HK police thrillers keep audiences on edge of their seats


Wong believes the police thriller will make its next breakthrough in its perception of humanity.
"There is nothing more powerful than mining the treasures of humanity through one's struggle with the outside world," Wong added.
Danny Lee, who is among Hong Kong's earliest crime film directors and actors, said there is now a chance for police thrillers to focus more on storytelling and character, rather than action.
This shift would mark a return to the starting point, instead of being a new approach, Lee said. Crime films in the 1960s and '70s tended to focus on community offenses, involving police who were poorly educated and criminals living in violent neighborhoods.

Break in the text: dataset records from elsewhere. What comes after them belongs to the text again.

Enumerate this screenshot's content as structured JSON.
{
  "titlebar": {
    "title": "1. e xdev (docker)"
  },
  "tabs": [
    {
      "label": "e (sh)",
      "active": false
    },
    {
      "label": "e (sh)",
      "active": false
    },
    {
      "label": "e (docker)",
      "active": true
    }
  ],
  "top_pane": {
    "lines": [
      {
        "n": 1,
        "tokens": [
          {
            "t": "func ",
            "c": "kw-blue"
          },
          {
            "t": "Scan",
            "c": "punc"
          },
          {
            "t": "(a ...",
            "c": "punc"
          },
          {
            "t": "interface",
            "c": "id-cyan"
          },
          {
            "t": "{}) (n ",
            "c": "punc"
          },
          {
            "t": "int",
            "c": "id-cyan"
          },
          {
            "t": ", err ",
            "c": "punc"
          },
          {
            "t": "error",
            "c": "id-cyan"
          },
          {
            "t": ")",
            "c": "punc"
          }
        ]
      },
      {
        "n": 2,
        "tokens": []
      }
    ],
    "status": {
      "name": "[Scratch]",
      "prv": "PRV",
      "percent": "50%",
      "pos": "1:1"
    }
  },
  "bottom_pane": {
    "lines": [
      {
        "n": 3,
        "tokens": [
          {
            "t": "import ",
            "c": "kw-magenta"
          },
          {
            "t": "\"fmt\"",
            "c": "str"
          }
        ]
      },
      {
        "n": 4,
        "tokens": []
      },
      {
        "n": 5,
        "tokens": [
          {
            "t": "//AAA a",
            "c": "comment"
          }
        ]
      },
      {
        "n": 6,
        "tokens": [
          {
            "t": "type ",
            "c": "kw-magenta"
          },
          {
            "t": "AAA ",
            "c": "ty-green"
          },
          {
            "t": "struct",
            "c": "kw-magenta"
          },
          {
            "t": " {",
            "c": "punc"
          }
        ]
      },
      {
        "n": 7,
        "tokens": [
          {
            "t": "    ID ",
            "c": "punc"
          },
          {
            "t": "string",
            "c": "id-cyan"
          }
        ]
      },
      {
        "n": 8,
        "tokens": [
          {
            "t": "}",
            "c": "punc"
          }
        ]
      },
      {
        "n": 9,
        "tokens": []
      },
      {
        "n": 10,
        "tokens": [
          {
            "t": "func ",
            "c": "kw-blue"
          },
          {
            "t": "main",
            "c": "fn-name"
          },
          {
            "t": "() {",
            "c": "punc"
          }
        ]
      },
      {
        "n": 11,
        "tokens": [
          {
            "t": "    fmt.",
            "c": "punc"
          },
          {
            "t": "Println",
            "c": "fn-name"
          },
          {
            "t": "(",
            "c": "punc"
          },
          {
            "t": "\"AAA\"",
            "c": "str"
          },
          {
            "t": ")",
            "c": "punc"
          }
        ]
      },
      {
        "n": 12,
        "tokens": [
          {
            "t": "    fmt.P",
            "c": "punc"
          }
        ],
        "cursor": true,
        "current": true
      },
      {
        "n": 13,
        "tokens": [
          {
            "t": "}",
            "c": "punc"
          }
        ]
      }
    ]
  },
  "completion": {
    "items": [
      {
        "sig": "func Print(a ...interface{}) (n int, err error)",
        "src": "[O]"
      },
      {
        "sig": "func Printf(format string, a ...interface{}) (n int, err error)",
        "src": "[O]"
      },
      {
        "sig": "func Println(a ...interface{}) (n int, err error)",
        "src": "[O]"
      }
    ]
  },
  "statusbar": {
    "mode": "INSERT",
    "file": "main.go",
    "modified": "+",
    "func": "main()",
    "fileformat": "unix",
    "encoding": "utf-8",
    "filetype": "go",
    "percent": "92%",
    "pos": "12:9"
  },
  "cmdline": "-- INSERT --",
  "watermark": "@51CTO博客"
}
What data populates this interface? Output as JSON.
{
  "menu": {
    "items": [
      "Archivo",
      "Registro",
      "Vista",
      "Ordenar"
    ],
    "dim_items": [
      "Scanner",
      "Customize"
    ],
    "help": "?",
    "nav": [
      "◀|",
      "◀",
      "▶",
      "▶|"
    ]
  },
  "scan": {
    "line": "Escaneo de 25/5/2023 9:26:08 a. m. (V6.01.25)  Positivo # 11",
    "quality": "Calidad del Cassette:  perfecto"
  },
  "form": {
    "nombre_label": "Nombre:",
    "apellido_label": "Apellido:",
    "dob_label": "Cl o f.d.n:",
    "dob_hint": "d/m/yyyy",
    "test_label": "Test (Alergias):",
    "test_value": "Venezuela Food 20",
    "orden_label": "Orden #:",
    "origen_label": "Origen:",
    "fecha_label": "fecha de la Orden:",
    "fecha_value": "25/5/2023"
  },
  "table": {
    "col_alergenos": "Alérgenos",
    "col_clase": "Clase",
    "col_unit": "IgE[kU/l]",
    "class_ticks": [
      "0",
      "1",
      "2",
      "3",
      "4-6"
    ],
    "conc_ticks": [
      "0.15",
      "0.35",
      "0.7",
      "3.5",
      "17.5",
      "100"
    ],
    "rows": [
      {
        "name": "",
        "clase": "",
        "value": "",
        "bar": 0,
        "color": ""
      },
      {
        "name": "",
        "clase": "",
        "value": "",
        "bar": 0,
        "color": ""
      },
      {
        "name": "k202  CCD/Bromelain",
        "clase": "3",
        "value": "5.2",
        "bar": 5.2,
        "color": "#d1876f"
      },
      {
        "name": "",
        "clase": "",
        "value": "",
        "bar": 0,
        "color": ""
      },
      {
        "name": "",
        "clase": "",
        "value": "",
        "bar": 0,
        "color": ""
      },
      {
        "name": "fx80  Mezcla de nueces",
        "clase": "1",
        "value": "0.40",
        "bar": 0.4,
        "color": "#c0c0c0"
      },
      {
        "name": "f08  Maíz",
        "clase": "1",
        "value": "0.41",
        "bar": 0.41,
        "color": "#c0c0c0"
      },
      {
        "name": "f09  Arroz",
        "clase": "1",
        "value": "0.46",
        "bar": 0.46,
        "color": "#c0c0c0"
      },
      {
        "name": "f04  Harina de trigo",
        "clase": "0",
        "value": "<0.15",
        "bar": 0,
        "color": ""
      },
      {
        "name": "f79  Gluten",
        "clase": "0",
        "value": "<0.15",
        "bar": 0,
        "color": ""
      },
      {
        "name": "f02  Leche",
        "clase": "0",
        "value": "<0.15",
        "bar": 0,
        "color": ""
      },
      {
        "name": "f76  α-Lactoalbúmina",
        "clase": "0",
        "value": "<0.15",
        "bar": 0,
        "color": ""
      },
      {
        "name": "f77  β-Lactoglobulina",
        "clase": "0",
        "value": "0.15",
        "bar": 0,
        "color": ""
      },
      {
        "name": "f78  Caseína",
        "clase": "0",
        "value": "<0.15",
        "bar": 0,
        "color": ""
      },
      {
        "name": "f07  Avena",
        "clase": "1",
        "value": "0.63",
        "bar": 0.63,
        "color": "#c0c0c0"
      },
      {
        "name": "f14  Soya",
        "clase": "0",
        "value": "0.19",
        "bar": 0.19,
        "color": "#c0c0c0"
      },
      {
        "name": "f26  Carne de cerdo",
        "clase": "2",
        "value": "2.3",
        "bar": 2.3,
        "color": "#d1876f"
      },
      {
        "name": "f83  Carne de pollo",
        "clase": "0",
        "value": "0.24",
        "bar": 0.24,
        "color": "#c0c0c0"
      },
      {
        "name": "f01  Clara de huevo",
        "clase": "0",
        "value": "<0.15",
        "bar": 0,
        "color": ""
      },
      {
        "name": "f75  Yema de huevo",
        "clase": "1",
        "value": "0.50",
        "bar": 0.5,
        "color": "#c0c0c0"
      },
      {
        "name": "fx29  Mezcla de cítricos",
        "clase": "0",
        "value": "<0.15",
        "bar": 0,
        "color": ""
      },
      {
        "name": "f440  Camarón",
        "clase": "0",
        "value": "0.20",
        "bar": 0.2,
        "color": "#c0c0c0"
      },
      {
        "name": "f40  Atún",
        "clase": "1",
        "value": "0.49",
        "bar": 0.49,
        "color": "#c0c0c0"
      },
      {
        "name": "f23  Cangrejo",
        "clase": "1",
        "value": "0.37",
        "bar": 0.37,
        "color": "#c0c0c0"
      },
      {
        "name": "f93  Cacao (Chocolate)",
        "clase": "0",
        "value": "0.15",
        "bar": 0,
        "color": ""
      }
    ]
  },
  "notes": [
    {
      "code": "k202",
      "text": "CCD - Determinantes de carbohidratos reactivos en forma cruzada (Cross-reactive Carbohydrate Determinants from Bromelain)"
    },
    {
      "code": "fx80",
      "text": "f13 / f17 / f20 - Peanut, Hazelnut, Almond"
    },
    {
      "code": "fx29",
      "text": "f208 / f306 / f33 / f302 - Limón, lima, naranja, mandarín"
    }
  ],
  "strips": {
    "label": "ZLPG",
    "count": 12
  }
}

"What matters in such stories is what the police were thinking, what the villains were thinking," he said.
Lee's award-winning film Law with Two Phases (1984) offered a fresh, real-life approach to creating Hong Kong cop dramas. He plays a dedicated officer who accidentally kills a young boy in a gunfight with a seasoned bank robber-experiencing unjust treatment until he apprehends the criminal to clear his name.
New filmmakers should keep their feet on the ground, start with simple stories, and tell them well, said Lee, adding that before making big-budget commercial films such as Raging Fire, Benny Chan won the trust of audiences and investors with his hard work and talent.